Monday, February 1, 2010

Feb 1

It's been a full three years, and here I am still ripping myself apart.  A million other people have come in and out of my life now, but I still cannot forget her.

I can still remember so clearly what it felt like to read those three lines on her blog.  That was all she 'said'.  And I could never get in touch with her again.

I feel like an idiot.  I know I should stop caring.  But the truth is, I really do still care.  I don't know how not to when there are so many loose ends and unanswered questions.


Call me naive. Call me stupid.  But to this day, I still believe that it could have been (or could be) a lot more.


There are things I want to do, but now is not the right time.  It's all useless if I can't make things better for her.
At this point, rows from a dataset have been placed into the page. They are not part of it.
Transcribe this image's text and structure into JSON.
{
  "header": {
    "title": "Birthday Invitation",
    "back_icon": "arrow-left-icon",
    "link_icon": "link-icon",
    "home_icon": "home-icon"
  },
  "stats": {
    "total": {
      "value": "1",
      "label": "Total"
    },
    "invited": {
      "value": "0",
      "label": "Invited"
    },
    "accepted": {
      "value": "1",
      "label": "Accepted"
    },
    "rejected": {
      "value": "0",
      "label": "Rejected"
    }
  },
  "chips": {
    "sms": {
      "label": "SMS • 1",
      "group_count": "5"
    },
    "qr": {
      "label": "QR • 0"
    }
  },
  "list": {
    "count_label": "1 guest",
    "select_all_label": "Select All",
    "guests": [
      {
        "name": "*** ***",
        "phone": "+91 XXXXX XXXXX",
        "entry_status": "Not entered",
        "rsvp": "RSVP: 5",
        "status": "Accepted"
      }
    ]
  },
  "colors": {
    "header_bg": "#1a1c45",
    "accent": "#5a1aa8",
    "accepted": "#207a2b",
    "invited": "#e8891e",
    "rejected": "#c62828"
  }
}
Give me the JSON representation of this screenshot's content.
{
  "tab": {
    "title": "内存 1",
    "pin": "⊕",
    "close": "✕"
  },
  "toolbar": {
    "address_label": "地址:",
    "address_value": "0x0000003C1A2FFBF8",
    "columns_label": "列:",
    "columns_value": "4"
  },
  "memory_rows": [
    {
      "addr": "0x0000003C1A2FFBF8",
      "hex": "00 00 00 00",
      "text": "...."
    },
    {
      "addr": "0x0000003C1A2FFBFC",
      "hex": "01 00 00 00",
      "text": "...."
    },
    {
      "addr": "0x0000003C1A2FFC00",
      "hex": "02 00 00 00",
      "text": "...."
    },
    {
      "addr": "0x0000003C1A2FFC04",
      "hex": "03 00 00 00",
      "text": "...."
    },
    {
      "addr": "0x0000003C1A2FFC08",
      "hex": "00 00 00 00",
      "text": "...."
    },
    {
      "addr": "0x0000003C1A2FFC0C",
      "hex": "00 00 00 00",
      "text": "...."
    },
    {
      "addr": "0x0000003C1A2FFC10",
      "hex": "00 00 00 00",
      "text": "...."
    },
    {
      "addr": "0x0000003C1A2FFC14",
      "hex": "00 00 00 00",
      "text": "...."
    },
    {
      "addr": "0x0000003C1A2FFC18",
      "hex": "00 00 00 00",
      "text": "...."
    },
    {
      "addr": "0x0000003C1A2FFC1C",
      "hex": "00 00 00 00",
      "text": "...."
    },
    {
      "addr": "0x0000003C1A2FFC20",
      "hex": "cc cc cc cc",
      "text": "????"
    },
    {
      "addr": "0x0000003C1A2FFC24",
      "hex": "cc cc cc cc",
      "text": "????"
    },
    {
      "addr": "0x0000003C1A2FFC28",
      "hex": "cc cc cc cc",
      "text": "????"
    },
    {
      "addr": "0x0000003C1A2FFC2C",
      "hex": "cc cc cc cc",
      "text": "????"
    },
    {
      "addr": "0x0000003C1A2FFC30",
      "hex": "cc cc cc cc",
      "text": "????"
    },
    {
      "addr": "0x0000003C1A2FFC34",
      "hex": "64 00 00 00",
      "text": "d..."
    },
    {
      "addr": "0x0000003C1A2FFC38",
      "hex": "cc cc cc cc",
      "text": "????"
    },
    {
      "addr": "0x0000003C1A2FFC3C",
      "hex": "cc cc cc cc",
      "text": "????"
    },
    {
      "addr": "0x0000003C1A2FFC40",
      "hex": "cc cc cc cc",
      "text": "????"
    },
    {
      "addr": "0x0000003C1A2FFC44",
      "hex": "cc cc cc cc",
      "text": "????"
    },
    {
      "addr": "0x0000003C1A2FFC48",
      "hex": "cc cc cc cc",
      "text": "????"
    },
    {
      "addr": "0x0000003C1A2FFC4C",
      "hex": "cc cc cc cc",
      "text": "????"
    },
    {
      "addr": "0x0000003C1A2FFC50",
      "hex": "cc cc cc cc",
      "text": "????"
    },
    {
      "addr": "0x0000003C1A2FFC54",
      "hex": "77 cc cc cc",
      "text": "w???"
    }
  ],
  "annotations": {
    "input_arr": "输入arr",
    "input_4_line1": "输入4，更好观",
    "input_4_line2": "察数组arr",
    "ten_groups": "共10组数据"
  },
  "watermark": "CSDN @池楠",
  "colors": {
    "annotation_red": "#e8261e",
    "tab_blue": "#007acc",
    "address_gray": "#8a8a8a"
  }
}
But what is she doing now?  What does she think of me?  And...is there someone else by her side?


There was nothing to do at work today.  Naturally, on a day like this, my mind ran all over the place.  To add to my emotional disaster, I took M to her appointment at a hospital today.  The sight of the hospital and the ambulances was more than I can handle.

Can I call 911?  Will my medic come and see me?

*sigh*

Last night I haphazardly clicked on a bookmark that I hadn't visited in a long time.  Surprisingly, that page that appeared to be untouched for the last two years had been updated.  A lot of old things had been removed, and quite a few new things had been added.  I wonder what it all means.  C.S. Lewis?!  Amy Grant?!  What is she thinking?  What is she feeling?